On compliance flexibilities, Sweden, Portugal, Luxembourg, Netherlands, Malta, Finland, and Lithuania accepted only limited mechanisms, warning that broad flexibilities could weaken the environmental ambition. Czechia, Poland, Slovakia, Germany, Estonia, and Romania sought expanded compliance tools, including credits for renewable fuels and off-cycle emissions reductions.

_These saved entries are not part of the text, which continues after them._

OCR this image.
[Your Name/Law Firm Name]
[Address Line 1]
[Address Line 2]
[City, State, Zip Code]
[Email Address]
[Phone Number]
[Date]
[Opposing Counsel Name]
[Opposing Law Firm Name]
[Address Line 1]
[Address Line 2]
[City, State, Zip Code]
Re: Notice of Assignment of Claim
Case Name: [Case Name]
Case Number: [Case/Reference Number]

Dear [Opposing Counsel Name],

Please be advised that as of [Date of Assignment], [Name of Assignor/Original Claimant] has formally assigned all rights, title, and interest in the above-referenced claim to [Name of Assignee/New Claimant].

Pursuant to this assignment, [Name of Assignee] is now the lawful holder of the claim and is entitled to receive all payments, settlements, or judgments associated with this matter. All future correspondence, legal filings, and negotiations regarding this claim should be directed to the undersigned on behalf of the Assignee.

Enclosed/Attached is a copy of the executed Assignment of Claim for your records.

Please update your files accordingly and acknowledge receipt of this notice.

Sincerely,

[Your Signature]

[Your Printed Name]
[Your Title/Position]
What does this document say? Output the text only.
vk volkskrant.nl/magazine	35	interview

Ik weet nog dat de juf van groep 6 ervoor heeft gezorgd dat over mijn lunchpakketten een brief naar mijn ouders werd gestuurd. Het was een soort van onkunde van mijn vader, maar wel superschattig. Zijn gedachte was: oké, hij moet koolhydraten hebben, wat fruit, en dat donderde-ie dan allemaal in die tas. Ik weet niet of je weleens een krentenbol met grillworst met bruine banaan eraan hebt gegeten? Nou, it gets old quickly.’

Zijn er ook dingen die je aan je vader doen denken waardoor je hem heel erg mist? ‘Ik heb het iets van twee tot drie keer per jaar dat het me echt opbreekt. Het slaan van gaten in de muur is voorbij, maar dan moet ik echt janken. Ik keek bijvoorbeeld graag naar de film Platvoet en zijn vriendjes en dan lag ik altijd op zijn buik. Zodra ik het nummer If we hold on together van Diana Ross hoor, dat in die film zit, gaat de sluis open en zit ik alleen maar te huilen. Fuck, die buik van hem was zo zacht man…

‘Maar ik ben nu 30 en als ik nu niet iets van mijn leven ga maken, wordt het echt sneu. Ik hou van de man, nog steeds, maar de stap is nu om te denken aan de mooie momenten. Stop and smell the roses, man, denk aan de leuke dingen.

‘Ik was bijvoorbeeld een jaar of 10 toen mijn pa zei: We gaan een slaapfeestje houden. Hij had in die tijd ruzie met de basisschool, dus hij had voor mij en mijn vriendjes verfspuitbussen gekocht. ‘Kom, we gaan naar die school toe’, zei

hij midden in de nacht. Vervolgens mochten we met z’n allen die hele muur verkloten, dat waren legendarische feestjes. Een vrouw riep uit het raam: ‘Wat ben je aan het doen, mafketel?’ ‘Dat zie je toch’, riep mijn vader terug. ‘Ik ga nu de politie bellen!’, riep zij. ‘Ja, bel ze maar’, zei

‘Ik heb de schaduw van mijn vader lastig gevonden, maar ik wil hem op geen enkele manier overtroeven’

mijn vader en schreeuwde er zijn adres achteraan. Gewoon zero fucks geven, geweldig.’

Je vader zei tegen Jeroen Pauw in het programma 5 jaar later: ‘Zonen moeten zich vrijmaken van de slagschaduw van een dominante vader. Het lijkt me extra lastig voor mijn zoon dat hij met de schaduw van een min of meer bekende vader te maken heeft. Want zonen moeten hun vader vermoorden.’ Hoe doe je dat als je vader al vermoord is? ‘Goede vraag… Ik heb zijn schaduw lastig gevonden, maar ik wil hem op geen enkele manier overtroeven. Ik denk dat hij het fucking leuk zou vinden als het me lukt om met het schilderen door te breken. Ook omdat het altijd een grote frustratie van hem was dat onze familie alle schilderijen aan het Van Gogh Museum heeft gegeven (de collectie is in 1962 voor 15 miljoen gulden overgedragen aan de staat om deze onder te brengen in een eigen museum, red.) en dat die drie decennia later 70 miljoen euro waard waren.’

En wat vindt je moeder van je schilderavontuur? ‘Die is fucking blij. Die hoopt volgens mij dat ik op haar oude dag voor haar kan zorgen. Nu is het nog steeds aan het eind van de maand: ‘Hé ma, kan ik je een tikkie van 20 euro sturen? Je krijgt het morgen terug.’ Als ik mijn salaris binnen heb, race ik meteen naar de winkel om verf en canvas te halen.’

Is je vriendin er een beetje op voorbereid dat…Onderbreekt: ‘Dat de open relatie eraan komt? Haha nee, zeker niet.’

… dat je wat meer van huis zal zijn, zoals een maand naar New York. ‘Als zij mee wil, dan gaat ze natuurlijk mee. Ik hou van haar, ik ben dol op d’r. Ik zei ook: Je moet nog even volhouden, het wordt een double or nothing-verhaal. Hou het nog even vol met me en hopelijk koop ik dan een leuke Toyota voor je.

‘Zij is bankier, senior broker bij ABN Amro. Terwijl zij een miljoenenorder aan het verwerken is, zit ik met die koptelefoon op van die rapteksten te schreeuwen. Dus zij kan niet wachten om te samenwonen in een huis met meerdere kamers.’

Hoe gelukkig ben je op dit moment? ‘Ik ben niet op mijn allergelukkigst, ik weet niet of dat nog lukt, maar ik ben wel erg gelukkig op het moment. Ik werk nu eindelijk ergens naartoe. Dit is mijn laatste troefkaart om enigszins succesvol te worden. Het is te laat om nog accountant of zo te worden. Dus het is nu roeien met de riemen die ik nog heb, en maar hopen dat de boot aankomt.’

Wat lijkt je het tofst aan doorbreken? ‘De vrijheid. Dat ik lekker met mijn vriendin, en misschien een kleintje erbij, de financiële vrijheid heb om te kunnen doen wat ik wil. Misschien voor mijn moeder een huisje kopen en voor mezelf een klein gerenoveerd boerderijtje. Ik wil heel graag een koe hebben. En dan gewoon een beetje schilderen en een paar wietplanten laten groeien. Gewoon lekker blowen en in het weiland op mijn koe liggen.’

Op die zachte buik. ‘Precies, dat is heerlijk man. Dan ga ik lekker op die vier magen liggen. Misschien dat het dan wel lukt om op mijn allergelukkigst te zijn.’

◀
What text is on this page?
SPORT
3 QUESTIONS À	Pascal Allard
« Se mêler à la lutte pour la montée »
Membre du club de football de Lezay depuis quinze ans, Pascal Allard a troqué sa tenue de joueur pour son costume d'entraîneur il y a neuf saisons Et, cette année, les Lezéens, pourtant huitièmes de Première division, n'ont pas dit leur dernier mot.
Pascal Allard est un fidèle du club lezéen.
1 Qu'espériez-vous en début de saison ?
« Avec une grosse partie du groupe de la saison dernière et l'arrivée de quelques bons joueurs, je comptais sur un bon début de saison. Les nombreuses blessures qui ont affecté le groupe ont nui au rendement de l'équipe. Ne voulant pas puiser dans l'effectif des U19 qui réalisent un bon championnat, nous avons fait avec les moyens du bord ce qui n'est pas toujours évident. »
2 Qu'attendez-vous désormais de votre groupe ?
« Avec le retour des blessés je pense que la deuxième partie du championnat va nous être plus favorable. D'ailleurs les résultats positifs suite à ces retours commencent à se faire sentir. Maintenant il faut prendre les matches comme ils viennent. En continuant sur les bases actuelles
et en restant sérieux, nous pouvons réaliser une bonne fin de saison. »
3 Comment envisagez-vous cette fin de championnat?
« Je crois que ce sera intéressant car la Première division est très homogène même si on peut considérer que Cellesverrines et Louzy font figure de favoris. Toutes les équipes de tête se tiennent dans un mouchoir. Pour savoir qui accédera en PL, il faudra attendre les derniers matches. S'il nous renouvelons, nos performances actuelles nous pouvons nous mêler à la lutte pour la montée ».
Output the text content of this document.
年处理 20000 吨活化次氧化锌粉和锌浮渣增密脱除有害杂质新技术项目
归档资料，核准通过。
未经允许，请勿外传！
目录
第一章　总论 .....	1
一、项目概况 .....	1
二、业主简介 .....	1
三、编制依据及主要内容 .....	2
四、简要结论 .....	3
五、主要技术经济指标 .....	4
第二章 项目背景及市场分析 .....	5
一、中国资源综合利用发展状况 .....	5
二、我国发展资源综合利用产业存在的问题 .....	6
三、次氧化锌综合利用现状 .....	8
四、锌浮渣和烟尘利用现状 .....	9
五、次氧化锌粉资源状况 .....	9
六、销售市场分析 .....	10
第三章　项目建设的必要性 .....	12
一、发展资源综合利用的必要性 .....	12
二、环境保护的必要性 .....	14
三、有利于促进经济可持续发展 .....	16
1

The question of renewable fuels split delegations sharply. Sweden, France, Luxembourg, Netherlands, Denmark, Finland, and Malta opposed redefining zero-emission vehicles to include those running on renewable fuels, arguing that this would undermine the shift to battery electric powertrains. Czechia, Italy, Poland, Slovakia, Bulgaria, Latvia, Germany, and Austria supported recognition of renewable fuels as a compliance pathway, stressing the need for a technology-open approach.

On the utility factor — which adjusts plug-in hybrid emissions based on real-world driving — Sweden, Luxembourg, Netherlands, and Denmark backed updates to reflect actual usage, while Czechia, Slovakia, and Germany opposed changes, warning of additional compliance costs.

Broad support emerged for 'made in Europe' conditions and green steel credits, with France, Poland, Croatia, Romania, and the European Commission backing them to strengthen EU industrial competitiveness and reduce carbon leakage. Czechia and Germany raised concerns about potential trade distortions and administrative burden.

All delegations agreed on the need for decarbonisation, competitiveness, and regulatory predictability, but diverged on the pace and technological pathway. The outcome will affect automakers facing investment decisions, battery and steel industries seeking demand certainty, charging infrastructure providers relying on EV uptake, and consumers concerned about vehicle affordability and fuel choice.

Automakers face diverging regulatory signals — a clear 2035 target favours electrification investments, while technology neutrality could preserve internal combustion engine supply chains. Battery and steel industries benefit from 'made in Europe' provisions but face uncertainty if targets are softened. Charging infrastructure providers rely on a strong EV mandate to justify network expansion. Consumers may see lower costs if flexibilities allow continued use of combustion engines, but risk higher total cost of ownership if electrification is delayed.